Methods

Ecosystem Data

We combined the highest resolution ecosystem geospatial data publicly available in North America (level four ecoregions in the continuous US, Ecodistricts in Ca, level three ecoregions in Alaska and Mexico, the seed zones of Alberta and the ecozones of BC) (BEC; Terrestrial Ecodistricts of Canada; Level III and IV Ecoregions of the Continental United States). This resulted in a GIS file of ecoregions for all of North America, represented as spatial polygons shown in figure 2. Alaska and Mexico only had level III ecosystem data. These ecosystems were too broad to provide the in-depth seed sourcing information required for assisted migration. We used elevation lines to divide the larger ecosystems. Specifically, we looked at ecosystems that had a mean annual temperature range grater than 4 and had a Pearson  correlation of at least -0.7 between elevation and MAT. Then using the linear relationship between MAT and elevation we calculated what change in elevation should result in a 2 degree Celsius change in MAT. Then we  dived the ecosystems into 2 degree Celsius elevation bands if the split resulted in an ecosystems of at least 1,500 km squared. Figure 3 bellow shows how there are fewer ecosystems with huge MAT ranges after elevation contouring.

Figure 2.  Map of ecosystems polygons. Level 1 is the broadest ecosystem resolution available for each dataset. level 4 is the smallest level ecosystem classification available. Notice how the ecosystems in Alaska and Mexico are still quite large.

Figure 3. Histograms of the average mean annual temperature of the ecosystems. a). before elevation contouring b). after elevation contouring 

Climate Data

Envelope models need historic climate data to train on however raw weather station data is not at the climate temporal scale and also not continuous. Wang et al. 2016 took the daily weather data from 1961–1990 and aggerated it to the longer climacteric scale (30 years). They then used a combination of bilinear interpolation and local elevation adjustment to create continuous scale-free historic climate data across north America. Additionally Wang et al. 2016 focused on including bioclimatic variables for future ecological climate research. We  generated the historic climate data (1961–1990) that we trained the models on using the ClimateNA v6.40b softwarepackage, available at http://tinyurl.com/ClimateNA, based on methodology described by Wang et al. (2016)

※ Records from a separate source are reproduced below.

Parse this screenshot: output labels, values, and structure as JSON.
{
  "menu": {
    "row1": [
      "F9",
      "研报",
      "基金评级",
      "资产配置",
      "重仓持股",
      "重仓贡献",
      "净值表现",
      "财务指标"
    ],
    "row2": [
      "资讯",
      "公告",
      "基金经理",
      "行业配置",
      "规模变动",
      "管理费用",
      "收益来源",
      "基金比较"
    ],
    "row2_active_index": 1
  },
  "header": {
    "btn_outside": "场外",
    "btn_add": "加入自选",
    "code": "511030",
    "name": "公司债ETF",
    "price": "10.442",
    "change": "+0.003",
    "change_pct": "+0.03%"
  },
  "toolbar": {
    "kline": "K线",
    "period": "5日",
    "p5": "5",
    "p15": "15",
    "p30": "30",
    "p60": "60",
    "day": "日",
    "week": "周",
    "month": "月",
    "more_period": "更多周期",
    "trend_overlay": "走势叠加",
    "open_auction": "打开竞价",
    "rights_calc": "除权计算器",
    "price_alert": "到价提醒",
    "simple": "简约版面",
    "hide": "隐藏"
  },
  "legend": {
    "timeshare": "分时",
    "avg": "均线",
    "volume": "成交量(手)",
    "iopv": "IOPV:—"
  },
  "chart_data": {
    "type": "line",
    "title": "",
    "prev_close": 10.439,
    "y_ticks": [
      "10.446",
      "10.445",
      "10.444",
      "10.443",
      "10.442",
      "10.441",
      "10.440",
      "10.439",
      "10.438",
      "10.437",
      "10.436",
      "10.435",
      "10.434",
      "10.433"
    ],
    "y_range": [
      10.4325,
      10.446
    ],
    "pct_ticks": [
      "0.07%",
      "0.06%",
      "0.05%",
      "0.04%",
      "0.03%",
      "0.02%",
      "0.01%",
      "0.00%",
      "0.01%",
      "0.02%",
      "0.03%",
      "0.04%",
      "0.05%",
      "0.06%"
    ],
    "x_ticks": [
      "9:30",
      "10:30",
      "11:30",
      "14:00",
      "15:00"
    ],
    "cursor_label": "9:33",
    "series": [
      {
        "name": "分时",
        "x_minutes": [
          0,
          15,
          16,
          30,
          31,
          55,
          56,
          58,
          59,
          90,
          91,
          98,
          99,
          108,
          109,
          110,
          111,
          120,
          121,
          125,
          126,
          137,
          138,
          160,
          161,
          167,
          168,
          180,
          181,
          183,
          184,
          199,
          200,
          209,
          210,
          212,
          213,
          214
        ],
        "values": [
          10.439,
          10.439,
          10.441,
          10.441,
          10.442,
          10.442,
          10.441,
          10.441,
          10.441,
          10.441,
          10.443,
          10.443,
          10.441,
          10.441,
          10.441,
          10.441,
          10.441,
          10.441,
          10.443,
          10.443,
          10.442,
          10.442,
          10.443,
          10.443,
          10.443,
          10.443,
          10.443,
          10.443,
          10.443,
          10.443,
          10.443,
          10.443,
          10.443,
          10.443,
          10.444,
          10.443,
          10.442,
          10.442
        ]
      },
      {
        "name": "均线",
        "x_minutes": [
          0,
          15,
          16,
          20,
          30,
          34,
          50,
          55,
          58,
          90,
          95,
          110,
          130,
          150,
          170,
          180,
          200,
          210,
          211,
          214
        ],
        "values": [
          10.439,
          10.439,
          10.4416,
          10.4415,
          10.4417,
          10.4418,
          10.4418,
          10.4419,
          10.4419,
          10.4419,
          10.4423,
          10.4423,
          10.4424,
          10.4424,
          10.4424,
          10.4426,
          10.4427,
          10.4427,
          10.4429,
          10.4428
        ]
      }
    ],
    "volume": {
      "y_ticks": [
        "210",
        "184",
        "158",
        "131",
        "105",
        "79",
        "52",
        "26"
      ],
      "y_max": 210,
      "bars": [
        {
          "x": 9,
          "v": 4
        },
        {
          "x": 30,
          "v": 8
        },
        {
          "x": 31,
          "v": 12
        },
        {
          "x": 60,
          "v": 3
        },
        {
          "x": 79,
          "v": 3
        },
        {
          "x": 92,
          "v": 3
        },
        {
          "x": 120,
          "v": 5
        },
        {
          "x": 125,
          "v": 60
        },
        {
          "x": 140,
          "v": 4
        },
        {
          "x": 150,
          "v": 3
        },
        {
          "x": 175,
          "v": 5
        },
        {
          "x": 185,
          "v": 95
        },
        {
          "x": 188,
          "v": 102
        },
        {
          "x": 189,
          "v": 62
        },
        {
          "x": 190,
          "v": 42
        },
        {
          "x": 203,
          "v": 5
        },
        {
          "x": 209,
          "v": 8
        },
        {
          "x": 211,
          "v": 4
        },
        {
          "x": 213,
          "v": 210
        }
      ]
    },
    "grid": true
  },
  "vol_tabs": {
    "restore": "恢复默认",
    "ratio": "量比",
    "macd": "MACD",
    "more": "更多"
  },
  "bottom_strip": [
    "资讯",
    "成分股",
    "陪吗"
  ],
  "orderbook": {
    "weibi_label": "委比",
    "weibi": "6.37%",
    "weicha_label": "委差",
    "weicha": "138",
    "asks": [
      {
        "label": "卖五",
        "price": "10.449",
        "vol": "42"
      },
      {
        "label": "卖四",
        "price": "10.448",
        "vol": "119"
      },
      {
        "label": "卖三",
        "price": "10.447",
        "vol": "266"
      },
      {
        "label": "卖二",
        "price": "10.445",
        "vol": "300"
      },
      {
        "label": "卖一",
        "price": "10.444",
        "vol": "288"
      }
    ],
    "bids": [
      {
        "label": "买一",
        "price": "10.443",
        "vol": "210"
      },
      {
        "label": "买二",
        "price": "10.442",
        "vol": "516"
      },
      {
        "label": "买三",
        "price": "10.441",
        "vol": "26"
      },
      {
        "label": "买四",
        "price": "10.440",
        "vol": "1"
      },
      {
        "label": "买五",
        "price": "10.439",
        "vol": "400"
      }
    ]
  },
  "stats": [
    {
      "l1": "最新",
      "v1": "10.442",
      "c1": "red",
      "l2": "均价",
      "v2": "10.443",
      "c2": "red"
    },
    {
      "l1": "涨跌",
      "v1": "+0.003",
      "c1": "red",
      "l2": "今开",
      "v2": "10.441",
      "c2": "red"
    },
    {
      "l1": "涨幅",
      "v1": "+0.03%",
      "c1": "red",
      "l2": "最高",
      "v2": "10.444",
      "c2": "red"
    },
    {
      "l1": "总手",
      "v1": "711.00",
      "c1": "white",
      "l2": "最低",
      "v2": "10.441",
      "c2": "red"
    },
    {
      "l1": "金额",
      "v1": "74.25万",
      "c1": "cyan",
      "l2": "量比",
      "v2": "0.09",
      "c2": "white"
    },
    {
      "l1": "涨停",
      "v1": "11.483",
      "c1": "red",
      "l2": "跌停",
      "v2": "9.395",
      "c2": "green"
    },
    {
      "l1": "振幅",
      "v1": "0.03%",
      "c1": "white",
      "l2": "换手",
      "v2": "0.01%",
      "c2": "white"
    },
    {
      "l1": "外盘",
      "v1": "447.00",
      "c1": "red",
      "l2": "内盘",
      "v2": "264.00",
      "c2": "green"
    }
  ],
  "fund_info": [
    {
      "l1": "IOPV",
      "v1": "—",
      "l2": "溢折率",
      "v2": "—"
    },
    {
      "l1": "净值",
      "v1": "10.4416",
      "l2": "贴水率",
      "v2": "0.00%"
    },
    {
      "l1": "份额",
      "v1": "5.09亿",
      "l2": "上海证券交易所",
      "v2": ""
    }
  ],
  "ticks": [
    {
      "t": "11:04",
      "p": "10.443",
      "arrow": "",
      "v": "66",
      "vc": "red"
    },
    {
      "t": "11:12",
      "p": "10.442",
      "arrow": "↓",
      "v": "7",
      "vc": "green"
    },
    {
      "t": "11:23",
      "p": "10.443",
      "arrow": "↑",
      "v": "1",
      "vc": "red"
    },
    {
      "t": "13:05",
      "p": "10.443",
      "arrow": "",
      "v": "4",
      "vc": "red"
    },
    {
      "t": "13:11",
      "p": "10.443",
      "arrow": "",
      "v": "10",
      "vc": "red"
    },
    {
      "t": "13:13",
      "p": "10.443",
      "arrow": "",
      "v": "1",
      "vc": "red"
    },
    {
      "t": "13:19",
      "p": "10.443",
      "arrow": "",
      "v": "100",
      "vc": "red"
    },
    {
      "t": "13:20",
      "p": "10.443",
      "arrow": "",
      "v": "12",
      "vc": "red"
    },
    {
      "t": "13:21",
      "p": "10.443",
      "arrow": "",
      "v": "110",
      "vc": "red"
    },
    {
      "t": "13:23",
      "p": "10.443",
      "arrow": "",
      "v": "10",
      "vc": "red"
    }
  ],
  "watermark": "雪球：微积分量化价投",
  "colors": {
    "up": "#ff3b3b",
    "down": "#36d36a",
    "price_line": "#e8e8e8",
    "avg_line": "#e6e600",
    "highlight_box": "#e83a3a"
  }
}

Climate change projections simulate Earth's climate system and project future climate conditions based on different assumptions about future human activities, particularly greenhouse gas emissions (Mitchell et al., 2004; Wilby et al., 1997). We specifically  used an of ensemble 8GMC models  for our projections as described in Mahony et al. 2022. The climate  projection data was generated for the 2050s and for the 370 social shared pathway with the ClimateNA v6.40b softwarepackage, available at http://tinyurl.com/ClimateNA, based on methodology described by Wang et al. (2016). 

Feature Selection

Base on previous literature (Gray & Hamann 2011; O'Neill et al. 2017) we used ten climate variables that are important for tree growth but not overly correlated (climate variables are often highly correlated). We also calculated what climate variables are predicted to change the most and ended up adding the start and end of the frost period.


Modeling

We extracted the ecoregions and climate data at 5 km intervals across all of North America. There were 2270 unique ecosystems after elevation contouring. We removed any ecosystems that were smaller than 100 km squared resulting in 2123 unique ecosystems. We then randomly selected a balanced training and test set for modeling method comparison. We first trained an LDA model on the data. To prepare the data we transformed four features to create more normalized distributions and the scaled the data. Specifically we took the log of mean annual precipitation and the mean summer precipitation and the square root of the dryness indices. We also trained a Random forest with 100 estimators on the raw data. . Lastly we trained a neural network on the normalized data with 3 hidden layers and 256, 512, and 1024 nodes per layer respectively.